Everything You Need To Know About Being A First Generation College Student
Being the first in anything is seldom easy. But being the first person in your family to attend college can be fraught with multiple fears. Some first gen students worry that they will let down their family if they have to leave college for any reason at all. Others struggle with guilt over leaving their families behind. Still more feel that they’ll be perceived as different at school–that they’ll stand out as someone who “doesn’t belong” in college.
If you’re the first in your family to hit campus, there’s one very important thing you should know: you are not alone. In fact, thirty percent of entering freshmen in the United States come from parents whose education ends with high school.
That’s not to say there aren’t real challenges that come with being a first gen student. Here are five tips you can use to help you cope with them a little better.

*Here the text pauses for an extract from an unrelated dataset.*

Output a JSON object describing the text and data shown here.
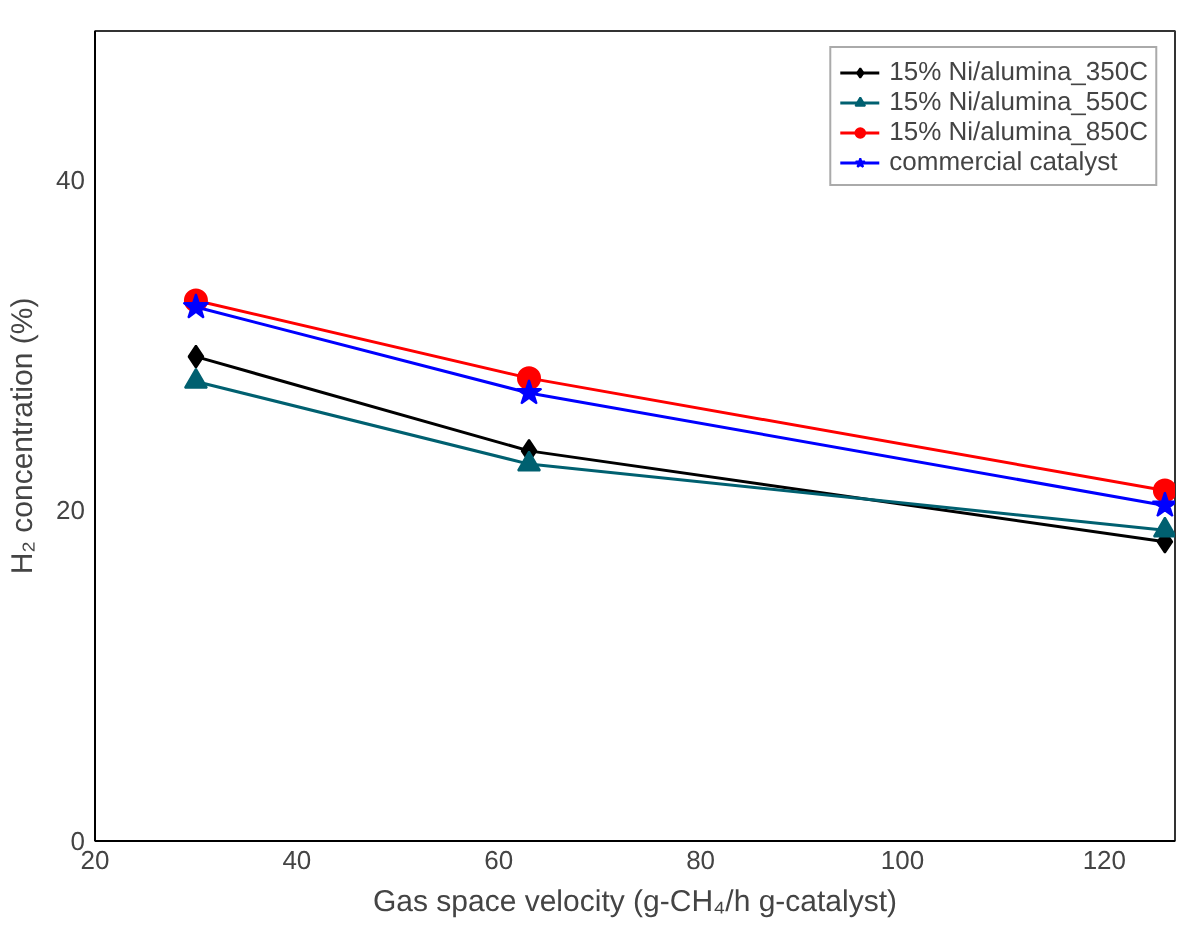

Inquire about any first gen student programs at the college.
You might be surprised by how many four year institutions have programs specifically for first gen students who are encountering unexpected hurdles. From Dartmouth and MIT to University of Iowa and Clemson University, colleges are providing programs that are devoted to supporting first gen students.
And some schools go beyond that, providing support groups where First Gen students can get together and talk about what’s on their minds.
No resources at your school? Find a support group online.
Online communities like I’m First not only provides virtual mentoring for first gen students, but also has a blog written by other first gen students and articles tailored to particular sub-groups in the community, like students in foster-care or undocumented students.
Don’t be afraid to ask for help; that’s what the professors are there for!
Some first generation students are timid when it comes to asking for help. If you already feel like you don’t deserve to be in school, admitting to a professor that you need additional help might feel like a reinforcement of that idea.
Another thing to keep in mind? The reason you’re at that college, is because that college wants you to be there.
You applied. They chose you. And that means the school wants you to succeed. Take advantage of your school’s resources; most schools provide councilors, mentoring programs, and tutors.
Don’t work too much–except during summer.
One thing that shocks incoming students–whether they’re first generation or not–are the unexpected, non-tuition expenses. The College Board reports the average annual cost of textbooks is between 850 and 1,000 dollars.
Even if you plan for those textbook costs, students often forget costs like dorm needs (linens, towels, lamps); personal items (shampoo, deodorant, toothpaste); monthly costs (laundry, cell phone service); and transportation (public transportation, parking, trips home). You get the drift.
For this reason, many students get a part-time job. While working during the school year isn’t a bad thing in and of itself, it’s imperative you don’t start taking on so many hours that you sacrifice spending time on school work and socializing with friends.
But with all those expenses, how can you afford college without working like crazy? The answer: save the overtime hours for your summer vacation and make a budget ahead of time. Shortly after you graduate high school, research your hidden college costs for the entire school year. When you have a total number, save as much as you can during the summer to hit that amount.
One way to really trim your costs? Skip spring break. We know, we know–all your friends are going down to Boca. Trust us: a few days partying at the beach isn’t worth the $2,000 or more that jacked up plane tickets, hotel and food will cost you. Airlines and hotels know that spring break is a popular time to travel. Accordingly, they often double the price they’d charge in off-season.
Expect some family friction.
There’s no doubt that family members are going to be proud of you. But because they haven’t been to college themselves, they may have a problem understanding how hard college actually is. Why do you not call more? Why are you struggling for money? Why do you complain? Don’t you know how lucky you are?
Talk to your family before heading to college. Tell them ahead of time that you’re going to need their support because of all of the new challenges that you’re going to experience.
That’s not to say they’ll be perfectly understanding, which is why getting involved with first-generation groups on campus is so crucial (see tip #1). Don’t hold it against your family if they don’t understand, and do stay in touch with them. Calling mom might not top the list of fun things to do, but they’ll appreciate it.
The biggest thing is to remember you’re not alone. Over 4.5 million students are both first-generation and low-income. While you may have heard discouraging statistics–many first generation students don’t graduate on the first try–you can not only graduate, but excel.
They key is to plan, plan, plan. And be proud that you’re embarking on an amazing journey.